Dominique SOUCHIER - En 2008, dans quelques semaines, le Livre blanc de la Défense et de la Sécurité va ouvrir la voie à une autre armée. Hervé Morin est l'invité de « C'est Arrivé Demain », le ministre de la Défense se trouvait en Inde avec le président de la République, il se rendra mercredi et jeudi à Washington.
(...)
Dominique SOUCHIER - Hervé Morin bonjour.
Hervé MORIN - Bonjour.
Dominique SOUCHIER - Merci d'être là. L'avion qui, en même temps que le président, vous a ramené d'Inde s'est posé ce matin à 5 heures, mercredi et jeudi vous serez à Washington. Alors que vous étiez déjà en Inde, on sait ce qui constituait vendredi le premier titre des journaux télévisés, la mort de 3 gendarmes broyés par un train alors qu'ils poursuivaient un homme qui est également mort, dont on sait maintenant qu'il avait été condamné pour vol, une affaire de stupéfiants. Depuis, sur lui ou les circonstances, est-ce que vous en avez appris plus ?

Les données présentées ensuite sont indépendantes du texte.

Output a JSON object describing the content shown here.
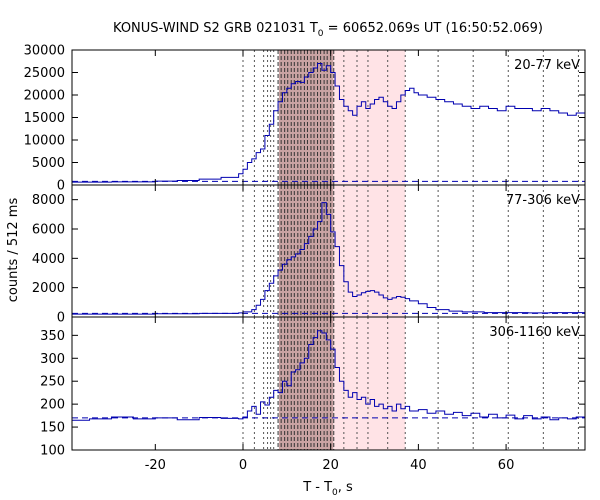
{
  "chart_data": {
    "type": "line",
    "title_parts": {
      "prefix": "KONUS-WIND S2 GRB 021031 T",
      "sub": "0",
      "suffix": " = 60652.069s UT (16:50:52.069)"
    },
    "xlabel_parts": {
      "prefix": "T - T",
      "sub": "0",
      "suffix": ", s"
    },
    "ylabel": "counts / 512 ms",
    "xlim": [
      -39,
      78
    ],
    "x_ticks": [
      -20,
      0,
      20,
      40,
      60
    ],
    "x_tick_labels": [
      "-20",
      "0",
      "20",
      "40",
      "60"
    ],
    "vertical_lines": [
      0,
      2.6,
      4.7,
      5.6,
      6.3,
      7.0,
      8.0,
      8.7,
      9.5,
      10.2,
      11.0,
      11.7,
      12.5,
      13.2,
      14.0,
      14.7,
      15.5,
      16.2,
      17.0,
      17.7,
      18.5,
      19.2,
      20.0,
      20.7,
      23.0,
      26.0,
      28.5,
      33.0,
      37.0,
      44.5,
      52.5,
      60.5,
      68.5,
      76.5
    ],
    "shaded_regions": [
      {
        "from": 8.2,
        "to": 20.6,
        "color": "#c9a3a3"
      },
      {
        "from": 20.6,
        "to": 37.0,
        "color": "#ffe3e6"
      }
    ],
    "series_color": "#0000b0",
    "background_line_style": "dashed",
    "panels": [
      {
        "label": "20-77 keV",
        "ylim": [
          0,
          30000
        ],
        "y_ticks": [
          0,
          5000,
          10000,
          15000,
          20000,
          25000,
          30000
        ],
        "y_tick_labels": [
          "0",
          "5000",
          "10000",
          "15000",
          "20000",
          "25000",
          "30000"
        ],
        "background": 800,
        "curve": [
          [
            -39,
            650
          ],
          [
            -30,
            700
          ],
          [
            -20,
            850
          ],
          [
            -15,
            1000
          ],
          [
            -10,
            1300
          ],
          [
            -5,
            1700
          ],
          [
            -1,
            2500
          ],
          [
            0,
            3500
          ],
          [
            1,
            5000
          ],
          [
            2,
            5800
          ],
          [
            3,
            7200
          ],
          [
            4,
            8000
          ],
          [
            5,
            11000
          ],
          [
            6,
            13500
          ],
          [
            7,
            16500
          ],
          [
            8,
            18500
          ],
          [
            9,
            20500
          ],
          [
            10,
            21500
          ],
          [
            11,
            22500
          ],
          [
            12,
            23000
          ],
          [
            13,
            22800
          ],
          [
            14,
            24000
          ],
          [
            15,
            25000
          ],
          [
            16,
            26000
          ],
          [
            17,
            27000
          ],
          [
            18,
            25500
          ],
          [
            19,
            26500
          ],
          [
            20,
            25000
          ],
          [
            21,
            22000
          ],
          [
            22,
            19000
          ],
          [
            23,
            17500
          ],
          [
            24,
            16500
          ],
          [
            25,
            15500
          ],
          [
            26,
            17500
          ],
          [
            27,
            18500
          ],
          [
            28,
            17000
          ],
          [
            29,
            18000
          ],
          [
            30,
            19000
          ],
          [
            31,
            19500
          ],
          [
            32,
            18500
          ],
          [
            33,
            17500
          ],
          [
            34,
            17000
          ],
          [
            35,
            18500
          ],
          [
            36,
            20000
          ],
          [
            37,
            21000
          ],
          [
            38,
            21500
          ],
          [
            39,
            20500
          ],
          [
            40,
            20000
          ],
          [
            42,
            19500
          ],
          [
            44,
            19000
          ],
          [
            46,
            18500
          ],
          [
            48,
            18000
          ],
          [
            50,
            17500
          ],
          [
            52,
            17000
          ],
          [
            54,
            17500
          ],
          [
            56,
            17000
          ],
          [
            58,
            16500
          ],
          [
            60,
            17500
          ],
          [
            62,
            17000
          ],
          [
            64,
            17000
          ],
          [
            66,
            16500
          ],
          [
            68,
            17000
          ],
          [
            70,
            16500
          ],
          [
            72,
            16000
          ],
          [
            74,
            15500
          ],
          [
            76,
            16000
          ],
          [
            78,
            15500
          ]
        ]
      },
      {
        "label": "77-306 keV",
        "ylim": [
          0,
          9000
        ],
        "y_ticks": [
          0,
          2000,
          4000,
          6000,
          8000
        ],
        "y_tick_labels": [
          "0",
          "2000",
          "4000",
          "6000",
          "8000"
        ],
        "background": 250,
        "curve": [
          [
            -39,
            200
          ],
          [
            -20,
            220
          ],
          [
            -10,
            250
          ],
          [
            -1,
            280
          ],
          [
            0,
            350
          ],
          [
            2,
            500
          ],
          [
            3,
            800
          ],
          [
            4,
            1200
          ],
          [
            5,
            1800
          ],
          [
            6,
            2300
          ],
          [
            7,
            2800
          ],
          [
            8,
            3200
          ],
          [
            9,
            3600
          ],
          [
            10,
            3900
          ],
          [
            11,
            4100
          ],
          [
            12,
            4300
          ],
          [
            13,
            4600
          ],
          [
            14,
            5000
          ],
          [
            15,
            5500
          ],
          [
            16,
            6000
          ],
          [
            17,
            6500
          ],
          [
            18,
            7800
          ],
          [
            19,
            7000
          ],
          [
            20,
            5800
          ],
          [
            21,
            4800
          ],
          [
            22,
            3500
          ],
          [
            23,
            2400
          ],
          [
            24,
            1700
          ],
          [
            25,
            1400
          ],
          [
            26,
            1500
          ],
          [
            27,
            1650
          ],
          [
            28,
            1750
          ],
          [
            29,
            1800
          ],
          [
            30,
            1700
          ],
          [
            31,
            1500
          ],
          [
            32,
            1300
          ],
          [
            33,
            1200
          ],
          [
            34,
            1300
          ],
          [
            35,
            1400
          ],
          [
            36,
            1350
          ],
          [
            37,
            1250
          ],
          [
            38,
            1100
          ],
          [
            40,
            900
          ],
          [
            42,
            650
          ],
          [
            44,
            500
          ],
          [
            47,
            400
          ],
          [
            50,
            350
          ],
          [
            55,
            300
          ],
          [
            60,
            300
          ],
          [
            65,
            280
          ],
          [
            70,
            300
          ],
          [
            78,
            280
          ]
        ]
      },
      {
        "label": "306-1160 keV",
        "ylim": [
          100,
          390
        ],
        "y_ticks": [
          100,
          150,
          200,
          250,
          300,
          350
        ],
        "y_tick_labels": [
          "100",
          "150",
          "200",
          "250",
          "300",
          "350"
        ],
        "background": 170,
        "curve": [
          [
            -39,
            165
          ],
          [
            -35,
            168
          ],
          [
            -30,
            172
          ],
          [
            -25,
            168
          ],
          [
            -20,
            170
          ],
          [
            -15,
            166
          ],
          [
            -10,
            171
          ],
          [
            -5,
            169
          ],
          [
            -1,
            168
          ],
          [
            0,
            172
          ],
          [
            1,
            185
          ],
          [
            2,
            195
          ],
          [
            3,
            178
          ],
          [
            4,
            205
          ],
          [
            5,
            198
          ],
          [
            6,
            215
          ],
          [
            7,
            230
          ],
          [
            8,
            225
          ],
          [
            9,
            250
          ],
          [
            10,
            240
          ],
          [
            11,
            270
          ],
          [
            12,
            275
          ],
          [
            13,
            290
          ],
          [
            14,
            300
          ],
          [
            15,
            330
          ],
          [
            16,
            345
          ],
          [
            17,
            360
          ],
          [
            18,
            355
          ],
          [
            19,
            340
          ],
          [
            20,
            320
          ],
          [
            21,
            280
          ],
          [
            22,
            250
          ],
          [
            23,
            230
          ],
          [
            24,
            215
          ],
          [
            25,
            225
          ],
          [
            26,
            210
          ],
          [
            27,
            215
          ],
          [
            28,
            200
          ],
          [
            29,
            210
          ],
          [
            30,
            195
          ],
          [
            31,
            200
          ],
          [
            32,
            190
          ],
          [
            33,
            195
          ],
          [
            34,
            185
          ],
          [
            35,
            200
          ],
          [
            36,
            190
          ],
          [
            37,
            195
          ],
          [
            38,
            185
          ],
          [
            40,
            188
          ],
          [
            42,
            180
          ],
          [
            44,
            185
          ],
          [
            46,
            178
          ],
          [
            48,
            182
          ],
          [
            50,
            175
          ],
          [
            52,
            180
          ],
          [
            54,
            172
          ],
          [
            56,
            178
          ],
          [
            58,
            170
          ],
          [
            60,
            176
          ],
          [
            62,
            168
          ],
          [
            64,
            175
          ],
          [
            66,
            168
          ],
          [
            68,
            172
          ],
          [
            70,
            166
          ],
          [
            72,
            170
          ],
          [
            74,
            168
          ],
          [
            76,
            172
          ],
          [
            78,
            170
          ]
        ]
      }
    ]
  }
}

Hervé MORIN - Non, je n'en ai pas appris plus, laissons l'enquête avoir lieu. Malheureusement, pour le ministre de la Défense que je suis, je voudrais simplement rendre hommage aux gendarmes, ils paient un lourd tribut chaque année. J'étais il y a 15 jours à une cérémonie militaire pour un autre des leurs qui était décédé, lui en moto. Chaque année, les soldats, les militaires de la République française paient un lourd tribut et les gendarment en paient aussi un très lourd.
Dominique SOUCHIER - Parlons de ce pourquoi je vous ai invité dans cette émission qui s'intitule « C'est Arrivé Demain ». Est-ce que vous confirmez, Hervé Morin, que demain, dans quelques semaines, quelques mois, avec la publication du Livre blanc, ce sera bien le début d'une autre armée et d'une autre politique de la défense ? Vous tiquez là, hein ?

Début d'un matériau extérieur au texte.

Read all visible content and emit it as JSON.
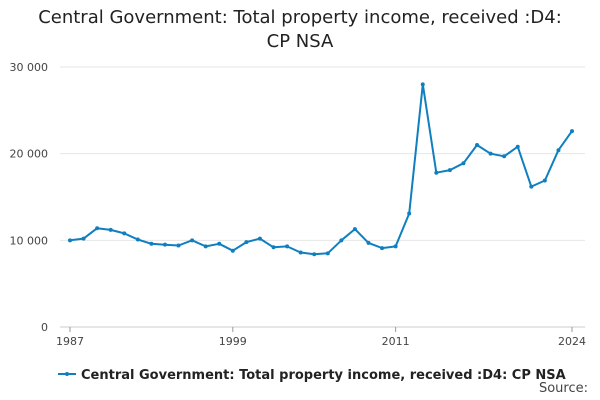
{
  "chart_data": {
    "type": "line",
    "title_lines": [
      "Central Government: Total property income, received :D4:",
      "CP NSA"
    ],
    "xlabel": "",
    "ylabel": "",
    "xlim": [
      1987,
      2024
    ],
    "ylim": [
      0,
      30000
    ],
    "x_ticks": [
      "1987",
      "1999",
      "2011",
      "2024"
    ],
    "y_ticks": [
      "0",
      "10 000",
      "20 000",
      "30 000"
    ],
    "grid": true,
    "legend_position": "bottom",
    "series": [
      {
        "name": "Central Government: Total property income, received :D4: CP NSA",
        "color": "#0f7fc0",
        "x": [
          1987,
          1988,
          1989,
          1990,
          1991,
          1992,
          1993,
          1994,
          1995,
          1996,
          1997,
          1998,
          1999,
          2000,
          2001,
          2002,
          2003,
          2004,
          2005,
          2006,
          2007,
          2008,
          2009,
          2010,
          2011,
          2012,
          2013,
          2014,
          2015,
          2016,
          2017,
          2018,
          2019,
          2020,
          2021,
          2022,
          2023,
          2024
        ],
        "values": [
          10000,
          10200,
          11400,
          11200,
          10800,
          10100,
          9600,
          9500,
          9400,
          10000,
          9300,
          9600,
          8800,
          9800,
          10200,
          9200,
          9300,
          8600,
          8400,
          8500,
          10000,
          11300,
          9700,
          9100,
          9300,
          13100,
          28000,
          17800,
          18100,
          18900,
          21000,
          20000,
          19700,
          20800,
          16200,
          16900,
          20400,
          22600
        ]
      }
    ],
    "source_label": "Source:"
  }
}
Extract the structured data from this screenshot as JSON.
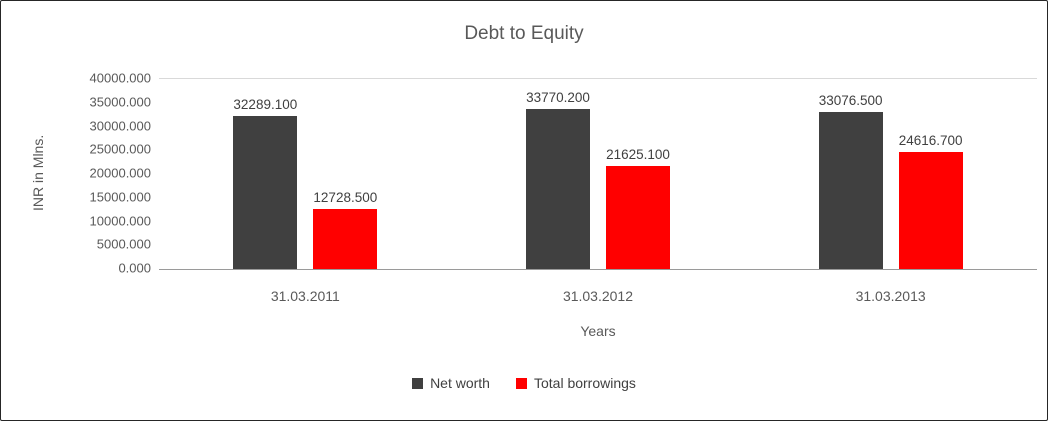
{
  "chart_data": {
    "type": "bar",
    "title": "Debt to Equity",
    "xlabel": "Years",
    "ylabel": "INR in Mlns.",
    "ylim": [
      0,
      40000
    ],
    "yticks": [
      "40000.000",
      "35000.000",
      "30000.000",
      "25000.000",
      "20000.000",
      "15000.000",
      "10000.000",
      "5000.000",
      "0.000"
    ],
    "categories": [
      "31.03.2011",
      "31.03.2012",
      "31.03.2013"
    ],
    "series": [
      {
        "name": "Net worth",
        "color": "#404040",
        "values": [
          32289.1,
          33770.2,
          33076.5
        ],
        "labels": [
          "32289.100",
          "33770.200",
          "33076.500"
        ]
      },
      {
        "name": "Total borrowings",
        "color": "#ff0000",
        "values": [
          12728.5,
          21625.1,
          24616.7
        ],
        "labels": [
          "12728.500",
          "21625.100",
          "24616.700"
        ]
      }
    ],
    "grid": "top-line-only",
    "legend_position": "bottom"
  }
}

Hervé MORIN - Oui, n'exagérons pas. Il y a eu déjà des évolutions très importantes, il y a eu par exemple la décision de Jacques Chirac de professionnaliser les armées, qui a été une révolution considérable. N'oubliez pas qu'on a concrètement fermé un régiment sur deux à cette époque, on a décidé de passer à une armée de projection capable d'intervenir à peu près partout dans le monde. Pour la France, la problématique est simple, nous faisons partie des 3 ou 4 grandes puissances militaires du monde, il n'y en a pas tant que ça qui ont une capacité militaire globale, c'est-à-dire à la fois de dissuasion, de renseignement, d'observation, de projection, etc. Cette puissance militaire globale c'est un atout fabuleux, ça donne de la voix, ça donne de la force à la diplomatie de la France, ça donne une capacité aux Français de voir leurs intérêts stratégiques préservés, ça donne une capacité à la France de pouvoir stabiliser le monde, en Afrique notamment.

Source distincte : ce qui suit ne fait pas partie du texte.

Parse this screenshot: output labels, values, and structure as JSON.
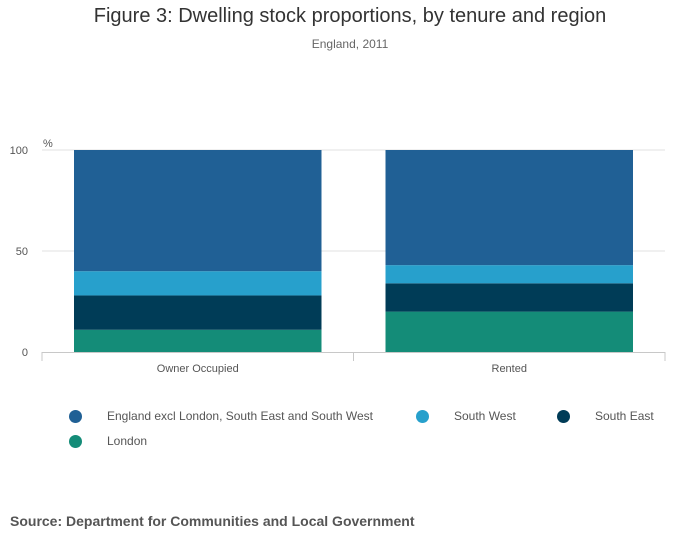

Dominique SOUCHIER - Mais ?
Hervé MORIN - Mais il faut évoluer, il faut évoluer et s'adapter comme les armées l'ont toujours fait. Je vais vous dire une chose, si le monde administratif et la France avaient évolué et s'étaient adaptés autant que les armées ne l'ont fait, je pense qu'on se porterait beaucoup mieux.
Dominique SOUCHIER - Alors Monsieur le ministre, on va...
Hervé MORIN - Je vous donne quelques exemples concrets de menaces...
Dominique SOUCHIER - Alors c'est ça, soyons concret.
Hervé MORIN - Oui, attendez. Quelques exemples de menaces qui méritent d'être plus pris en compte, qui nous obligent à nous adapter. Il y a aujourd'hui une capacité des réseaux terroristes qui peuvent frapper le coeur même du pays. Nous sommes beaucoup plus en danger qu'il n'y a une quinzaine d'années par exemple. Nous avons besoin bien entendu de répondre aux conséquences du réchauffement climatique. Nous avons besoin par exemple d'avoir une capacité de nous préserver dans le cadre de la course à l'énergie qui arrive, la fracture Nord-Sud. Bref, il y a toute une série de causes qui nous obligent à adapter notre outil militaire.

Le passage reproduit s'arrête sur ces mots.